Montana Ski Areas Snowpack
Yogesh is a designer working in Bozeman Montana. During over a decade of freelancing he’s worn many hats, but lately focusing on designing for the wild frontier of the world wide web. Yogesh enjoys the challenge of finding beautiful and simple design solutions that function on all devices and screen sizes. I also have an extensive print background and continue to design identities and collateral for the printed page. He earned an MA in photojournalism from the University of Montana in 2005. After a short stint working for weekly papers in Missoula and Hawaii, Yogesh struck out on his own to tell visual stories through design. He still has all the hats in my closet and occasionally he writes and does photography for outdoor magazines.
When asked about the piece, “I wanted to pay respect to the two outstanding ski areas [Bridger Bowl and Big Sky] that we are fortunate to have in our back yard,” said Yogesh Simpson of the inspiration behind his installation. The avid skier took historical data from SNOTEL sites and average daily snow depth totals from Nov. 1 to May 31 in a single year, illustrating the physical difference of the mountains as well.
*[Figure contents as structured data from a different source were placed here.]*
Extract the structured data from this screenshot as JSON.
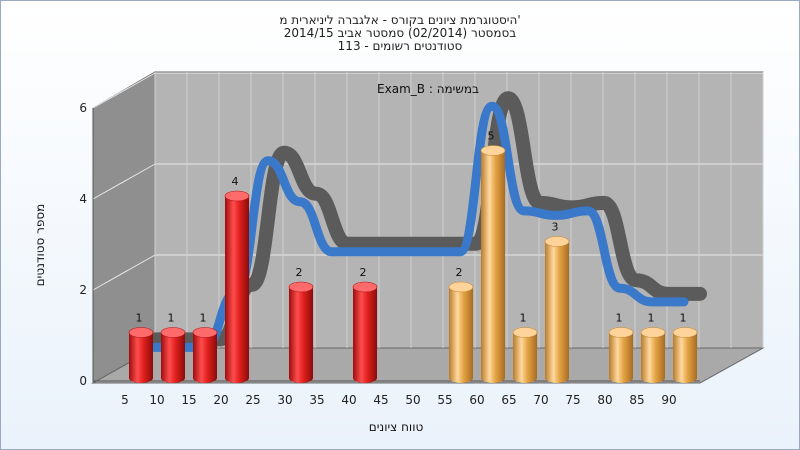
{
  "chart_data": {
    "type": "bar",
    "title": [
      "היסטוגרמת ציונים בקורס - אלגברה ליניארית מ'",
      "בסמסטר  (02/2014)  סמסטר אביב 2014/15",
      "סטודנטים רשומים - 113"
    ],
    "subtitle": "Exam_B : במשימה",
    "xlabel": "טווח ציונים",
    "ylabel": "מספר סטודנטים",
    "categories": [
      "5",
      "10",
      "15",
      "20",
      "25",
      "30",
      "35",
      "40",
      "45",
      "50",
      "55",
      "60",
      "65",
      "70",
      "75",
      "80",
      "85",
      "90"
    ],
    "values": [
      1,
      1,
      1,
      4,
      0,
      2,
      0,
      2,
      0,
      0,
      2,
      5,
      1,
      3,
      0,
      1,
      1,
      1
    ],
    "bar_colors": [
      "red",
      "red",
      "red",
      "red",
      "red",
      "red",
      "red",
      "red",
      "red",
      "red",
      "orange",
      "orange",
      "orange",
      "orange",
      "orange",
      "orange",
      "orange",
      "orange"
    ],
    "yticks": [
      "0",
      "2",
      "4",
      "6"
    ],
    "ylim": [
      0,
      6
    ],
    "grid": true,
    "curve": [
      0.3,
      0.3,
      0.3,
      1.5,
      4.4,
      3.5,
      2.4,
      2.4,
      2.4,
      2.4,
      2.4,
      5.6,
      3.3,
      3.2,
      3.3,
      1.6,
      1.3,
      1.3
    ],
    "colors": {
      "red": "#e0211f",
      "orange": "#e5a445",
      "curve_front": "#3a78c9",
      "curve_back": "#5b5b5b",
      "back_wall": "#b4b4b4",
      "side_wall": "#8f8f8f",
      "floor": "#a9a9a9"
    }
  }
}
Shaw Thompson’s passion for using reclaimed materials was a perfect fit for The LARK’s quest to provide intriguing local art around every corner. Shaw produced distinctive light fixtures to complement our Bozeman hotel rooms and distinctive Map Room using both recovered pieces and new materials to build visually pleasing and proportionally balanced vessels. The LARK’s unique fixtures include parts salvaged from the internal workings of air circulation fans to the exhaust pipe shroud from army vehicles and much more. To see more of Shaw’s carefully curated items, visit his shop in downtown Bozeman Misco Mill Gallery.
Man In Scribbles
There are many steps to the creation of Sukha Worob’s art. The local educator, printmaker and installation artist starts his figural works by photographing Bozeman community members and creating hand cast rubber stamps which are then used to create populations directly on the wall. The same interest in possibility fuels Worob’s four-color dot work, which relies on stamp rollers. “I have always liked the idea that the majority of the printed ephemera that we see on a day-to-day basis comes from the same basic elements just arranged in differing manners,” he says. “Much like the figural work, this imagery is unplanned.” Sukha’s unique perspective perfect complements our Bozeman hotel rooms.